Ideal singles chronology
| "Inner City Blues (Make Me Wanna Holler)" (1996) | "Get Gone" (1999) | "Creep Inn" (1999) |

Music video
- "Get Gone" on YouTube

= Get Gone =

"Get Gone" is a song by American R&B quartet Ideal, released on July 13, 1999 through Virgin Records as the lead single from the group's eponymous debut studio album Ideal. It was written by Johntá Austin, Bryan-Michael Cox and Kevin Hicks, and produced by the latter two. The single reached number 13 on the Billboard Hot 100, number 35 on the Radio Songs, and number two on both the Hot R&B/Hip-Hop Songs and the R&B/Hip-Hop Airplay charts in the United States. It also made it to number 76 on the UK Singles Chart and number 11 on the UK Hip Hop and R&B Singles Chart. It was certified Gold by the Recording Industry Association of America on November 12, 1999 for selling 500,000 copies in the United States.
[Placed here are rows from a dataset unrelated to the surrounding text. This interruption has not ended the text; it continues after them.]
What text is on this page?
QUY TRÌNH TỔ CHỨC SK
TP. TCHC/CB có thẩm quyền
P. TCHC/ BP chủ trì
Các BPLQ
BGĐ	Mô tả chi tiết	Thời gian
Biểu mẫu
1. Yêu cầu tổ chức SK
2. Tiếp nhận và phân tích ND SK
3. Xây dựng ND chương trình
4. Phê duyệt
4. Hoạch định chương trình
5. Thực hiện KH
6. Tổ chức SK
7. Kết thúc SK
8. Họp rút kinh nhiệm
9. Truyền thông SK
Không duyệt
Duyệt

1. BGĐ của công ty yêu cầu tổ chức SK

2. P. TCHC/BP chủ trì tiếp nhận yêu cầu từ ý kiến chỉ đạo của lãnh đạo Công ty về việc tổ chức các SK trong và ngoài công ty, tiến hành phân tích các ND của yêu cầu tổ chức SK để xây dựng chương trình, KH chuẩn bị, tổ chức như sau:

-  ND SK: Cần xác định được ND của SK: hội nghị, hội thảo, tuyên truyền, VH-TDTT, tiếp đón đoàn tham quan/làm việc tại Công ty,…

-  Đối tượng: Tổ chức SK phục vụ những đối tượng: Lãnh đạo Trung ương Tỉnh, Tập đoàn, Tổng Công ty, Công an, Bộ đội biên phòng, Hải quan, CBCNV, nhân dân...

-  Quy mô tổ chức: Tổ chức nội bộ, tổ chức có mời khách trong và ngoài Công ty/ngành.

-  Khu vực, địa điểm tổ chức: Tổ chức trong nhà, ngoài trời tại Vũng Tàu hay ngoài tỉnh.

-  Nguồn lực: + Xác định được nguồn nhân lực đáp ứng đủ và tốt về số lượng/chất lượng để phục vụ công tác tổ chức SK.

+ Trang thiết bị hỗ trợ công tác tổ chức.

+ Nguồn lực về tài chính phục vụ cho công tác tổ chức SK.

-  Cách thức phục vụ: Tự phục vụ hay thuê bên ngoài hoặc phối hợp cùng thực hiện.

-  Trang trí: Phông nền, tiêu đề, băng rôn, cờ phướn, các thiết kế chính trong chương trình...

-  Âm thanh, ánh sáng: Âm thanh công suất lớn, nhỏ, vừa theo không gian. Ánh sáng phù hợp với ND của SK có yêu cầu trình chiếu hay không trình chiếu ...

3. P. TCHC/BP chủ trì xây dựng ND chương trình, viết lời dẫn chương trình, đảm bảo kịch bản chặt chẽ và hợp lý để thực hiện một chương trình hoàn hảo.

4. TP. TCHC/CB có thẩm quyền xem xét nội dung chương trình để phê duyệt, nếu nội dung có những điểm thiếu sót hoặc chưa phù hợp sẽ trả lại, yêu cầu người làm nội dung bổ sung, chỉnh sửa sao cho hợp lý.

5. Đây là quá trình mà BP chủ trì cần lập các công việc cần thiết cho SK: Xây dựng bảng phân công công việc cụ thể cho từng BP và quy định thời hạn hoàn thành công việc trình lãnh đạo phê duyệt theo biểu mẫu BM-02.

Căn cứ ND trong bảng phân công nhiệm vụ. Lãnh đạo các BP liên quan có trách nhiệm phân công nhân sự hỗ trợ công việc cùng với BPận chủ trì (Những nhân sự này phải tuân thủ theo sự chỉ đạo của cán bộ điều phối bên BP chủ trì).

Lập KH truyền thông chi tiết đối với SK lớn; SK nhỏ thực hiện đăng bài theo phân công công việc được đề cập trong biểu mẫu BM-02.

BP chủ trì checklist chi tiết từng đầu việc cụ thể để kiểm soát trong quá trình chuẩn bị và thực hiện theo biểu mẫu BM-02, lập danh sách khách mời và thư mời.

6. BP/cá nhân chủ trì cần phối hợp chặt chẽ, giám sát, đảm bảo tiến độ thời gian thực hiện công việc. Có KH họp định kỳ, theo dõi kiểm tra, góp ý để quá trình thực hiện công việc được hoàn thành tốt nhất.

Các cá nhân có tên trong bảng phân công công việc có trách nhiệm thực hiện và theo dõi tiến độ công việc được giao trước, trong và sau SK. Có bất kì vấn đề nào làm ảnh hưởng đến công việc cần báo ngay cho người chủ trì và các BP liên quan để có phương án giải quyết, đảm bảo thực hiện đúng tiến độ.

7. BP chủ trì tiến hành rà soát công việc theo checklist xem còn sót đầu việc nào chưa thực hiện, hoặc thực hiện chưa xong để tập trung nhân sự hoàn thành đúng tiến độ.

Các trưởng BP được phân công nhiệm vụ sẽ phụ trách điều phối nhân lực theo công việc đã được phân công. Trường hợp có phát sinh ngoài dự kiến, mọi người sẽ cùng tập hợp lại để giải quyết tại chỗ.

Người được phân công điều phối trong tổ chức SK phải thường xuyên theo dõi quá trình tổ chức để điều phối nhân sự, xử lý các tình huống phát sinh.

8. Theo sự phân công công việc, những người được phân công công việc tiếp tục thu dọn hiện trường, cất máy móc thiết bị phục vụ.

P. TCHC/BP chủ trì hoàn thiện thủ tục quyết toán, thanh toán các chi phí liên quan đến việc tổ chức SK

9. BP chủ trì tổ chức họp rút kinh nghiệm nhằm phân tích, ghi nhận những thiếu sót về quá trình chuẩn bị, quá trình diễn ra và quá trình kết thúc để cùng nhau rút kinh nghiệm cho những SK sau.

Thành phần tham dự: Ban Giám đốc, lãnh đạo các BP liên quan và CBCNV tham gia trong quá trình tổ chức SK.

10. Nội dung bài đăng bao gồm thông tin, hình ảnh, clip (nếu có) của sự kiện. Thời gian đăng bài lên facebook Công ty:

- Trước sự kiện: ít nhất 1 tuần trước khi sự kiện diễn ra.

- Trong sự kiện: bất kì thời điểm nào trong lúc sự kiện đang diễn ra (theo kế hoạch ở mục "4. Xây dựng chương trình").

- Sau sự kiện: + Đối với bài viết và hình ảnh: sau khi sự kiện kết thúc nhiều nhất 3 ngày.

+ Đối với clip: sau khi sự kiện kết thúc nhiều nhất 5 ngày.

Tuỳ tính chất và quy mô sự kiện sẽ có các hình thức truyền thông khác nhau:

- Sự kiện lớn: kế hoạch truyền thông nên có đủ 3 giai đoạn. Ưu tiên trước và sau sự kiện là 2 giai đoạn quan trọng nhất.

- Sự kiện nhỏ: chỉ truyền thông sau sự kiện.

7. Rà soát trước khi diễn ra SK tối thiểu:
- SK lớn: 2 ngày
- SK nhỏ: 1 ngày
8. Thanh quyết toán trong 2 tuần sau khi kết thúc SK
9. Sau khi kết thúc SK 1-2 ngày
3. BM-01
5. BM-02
Music video was directed by Tim Story.

==Track listing==

US CD single
| No. | Title | Length |
|---|---|---|
| 1. | "Get Gone" (Radio Version) | 4:38 |
| 2. | "Get Gone" (Extended Version) | 4:54 |
| 3. | "Get Gone" (Instrumental) | 4:36 |

UK CD single
| No. | Title | Producer(s) | Length |
|---|---|---|---|
| 1. | "Get Gone" (UK Radio Edit) | Bryan-Michael Cox; Kevin Hicks; | 4:12 |
| 2. | "Get Gone (Bounce Remix)" (remixed by Jazze Pha) | Bryan-Michael Cox; Kevin Hicks; | 4:54 |
| 3. | "Get Gone" (Ghetto Remix Version) | Teddy Bishop | 4:51 |

==Charts==

| Chart (1999–2000) | Peak position |
|---|---|
| UK Singles (Official Charts) | 76 |
| UK Hip Hop/R&B (Official Charts) | 11 |
| US Billboard Hot 100 | 13 |
| US Hot R&B/Hip-Hop Songs (Billboard) | 2 |
| US R&B/Hip-Hop Airplay (Billboard) | 2 |

==Certifications==

| Region | Certification | Certified units/sales |
| United States (RIAA) | Gold | 500,000^{^} |
^{^} Shipments figures based on certification alone.